We went to quite a few sound systems. Typical Jamaica, though – these things don’t start kicking up until about midnight, and you’re so stoned by then, to the point of barely being able to speak or even stand. I’m sorry, but that pipe will knock you out. It’s a hard thing to become accustomed to, and being the white boy in the house, it’s shoved in your face straight away. There’s your manhood challenge. I’d be mixing that up of course with Heinekens, and at that time beer was frowned on in reggae circles, but still it earns you brownie points – two things to put you flat on your back, both at once. Well done, John!
My favourite people were probably the Congos, a vocal group who recorded one of their greatest albums at Lee ‘Scratch’ Perry’s Black Ark studios. I loved them and their families, and just their generosity in life. It was inspiring to be honest and really frank with them. All judgement went out of the window, as soon as you’d sit and talk with these fellas, truly classic examples of passive resistance at its finest. Meant no harm to no one – superb, my kind of people.
We actually went to the Black Ark. I even tried to record with Lee Perry, but I couldn’t get to grips with him. Too many distractions, too nervous
and too stoned. I was trying to fiddle about with the Pistols song ‘Submission’, to do a Jamaica-inspired version of that. You’re trying to lay down a vocal, and there’s just too much going on. There was a guitarist there called Chinna, and he had one of them wah-wah mouthpieces you put on a guitar. That was his big toy, and it was so distracting. It was a sound I didn’t like.
On a lot of Perry’s mixes from that era, you hear this creaking noise in the background. I found out it was the studio door, the hinges were rusty, and it was just people coming in and out, which they seemed to be doing most of the time. His equipment – or lack of – was very, very primitive but achieving outstanding results. Admirable. And it was all one-take.

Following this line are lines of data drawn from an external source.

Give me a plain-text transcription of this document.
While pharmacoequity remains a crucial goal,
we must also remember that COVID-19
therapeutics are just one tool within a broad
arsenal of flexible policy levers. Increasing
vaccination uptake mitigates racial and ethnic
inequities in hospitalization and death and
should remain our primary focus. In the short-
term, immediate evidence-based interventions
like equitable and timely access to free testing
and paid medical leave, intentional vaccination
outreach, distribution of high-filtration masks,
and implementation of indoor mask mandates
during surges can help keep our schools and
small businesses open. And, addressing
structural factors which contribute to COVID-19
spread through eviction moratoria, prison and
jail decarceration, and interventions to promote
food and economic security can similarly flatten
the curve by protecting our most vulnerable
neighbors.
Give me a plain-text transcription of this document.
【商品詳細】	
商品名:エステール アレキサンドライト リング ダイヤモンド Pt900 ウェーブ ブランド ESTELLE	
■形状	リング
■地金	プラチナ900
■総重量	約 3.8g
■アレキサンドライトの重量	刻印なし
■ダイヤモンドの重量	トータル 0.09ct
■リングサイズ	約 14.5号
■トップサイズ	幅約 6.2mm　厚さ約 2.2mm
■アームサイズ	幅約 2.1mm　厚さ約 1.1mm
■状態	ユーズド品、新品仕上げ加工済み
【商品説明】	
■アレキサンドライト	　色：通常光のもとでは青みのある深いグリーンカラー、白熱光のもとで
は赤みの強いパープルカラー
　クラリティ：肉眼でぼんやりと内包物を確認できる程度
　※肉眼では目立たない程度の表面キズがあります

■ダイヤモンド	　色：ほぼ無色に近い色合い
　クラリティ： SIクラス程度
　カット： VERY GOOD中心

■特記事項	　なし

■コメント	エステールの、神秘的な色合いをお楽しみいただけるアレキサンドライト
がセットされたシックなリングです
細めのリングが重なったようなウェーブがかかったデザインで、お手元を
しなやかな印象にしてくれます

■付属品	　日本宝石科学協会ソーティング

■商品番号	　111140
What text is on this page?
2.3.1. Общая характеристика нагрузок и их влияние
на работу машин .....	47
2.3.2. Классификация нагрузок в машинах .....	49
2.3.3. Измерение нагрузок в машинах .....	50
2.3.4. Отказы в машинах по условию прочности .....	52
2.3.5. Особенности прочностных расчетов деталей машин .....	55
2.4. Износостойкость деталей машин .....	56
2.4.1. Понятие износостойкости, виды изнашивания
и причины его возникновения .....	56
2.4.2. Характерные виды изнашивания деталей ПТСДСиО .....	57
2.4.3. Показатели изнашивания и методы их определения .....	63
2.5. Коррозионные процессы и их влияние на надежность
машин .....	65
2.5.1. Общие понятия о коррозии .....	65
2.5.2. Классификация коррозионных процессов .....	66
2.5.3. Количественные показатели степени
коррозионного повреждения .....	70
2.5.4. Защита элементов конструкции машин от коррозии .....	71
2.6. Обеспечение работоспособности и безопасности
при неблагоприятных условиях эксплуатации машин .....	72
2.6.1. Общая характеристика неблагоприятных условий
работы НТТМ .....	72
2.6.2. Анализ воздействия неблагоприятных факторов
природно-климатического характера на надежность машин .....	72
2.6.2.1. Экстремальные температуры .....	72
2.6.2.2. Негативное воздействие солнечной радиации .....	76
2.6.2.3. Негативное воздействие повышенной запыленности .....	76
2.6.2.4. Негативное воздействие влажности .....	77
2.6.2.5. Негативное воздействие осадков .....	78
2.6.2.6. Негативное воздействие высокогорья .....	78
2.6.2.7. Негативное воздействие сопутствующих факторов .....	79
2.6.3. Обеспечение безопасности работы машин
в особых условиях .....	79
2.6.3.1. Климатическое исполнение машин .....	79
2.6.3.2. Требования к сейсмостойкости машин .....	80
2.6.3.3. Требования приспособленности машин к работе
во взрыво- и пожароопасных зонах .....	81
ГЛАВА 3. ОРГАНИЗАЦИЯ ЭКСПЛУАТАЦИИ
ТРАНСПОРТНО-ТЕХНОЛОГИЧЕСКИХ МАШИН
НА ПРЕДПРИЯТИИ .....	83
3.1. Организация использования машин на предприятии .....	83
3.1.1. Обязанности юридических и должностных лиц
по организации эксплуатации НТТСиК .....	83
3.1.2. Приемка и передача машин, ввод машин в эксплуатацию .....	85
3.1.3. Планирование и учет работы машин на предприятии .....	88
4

Perry went mad not long after I was there and burned down his studio. He’d supposedly had an argument over money with Island Records, and apparently painted over all the masters with green paint, so that they couldn’t take them off him. Rather than having his music stolen, he destroyed it.
When I was there, the bigger the bong, the more active he became. Don’t know how that works for them fellas. I still don’t know to this day how you can smoke the weed at all without destroying your voice. It takes the top end right out of me, and all that flows out is a scratchy noise. I don’t have the pipes for that.
To be very honest, it came as a surprise when I was asked to Perry’s studio. I didn’t get my chops together. I wasn’t prepared for it. Ouch. Tail-between-the-legs time.
The funniest moments were probably with the bass and drum supremos, Sly & Robbie. They were fully affiliated with Island, so it wasn’t really about work, it was just social. They really are like the Nile Rodgers of Jamaica. They ribbed Don no end. They ribbed me too. ‘C’mon mon, what you wearing dat big coat faaar?’ By the end, I was down to flip-flops, shorts and a T-shirt, because that’s how it should’ve been right at the start. I was terribly self-aware of just how white and pale my skin was. I was looking like a cross between a concentration camp victim and Dracula.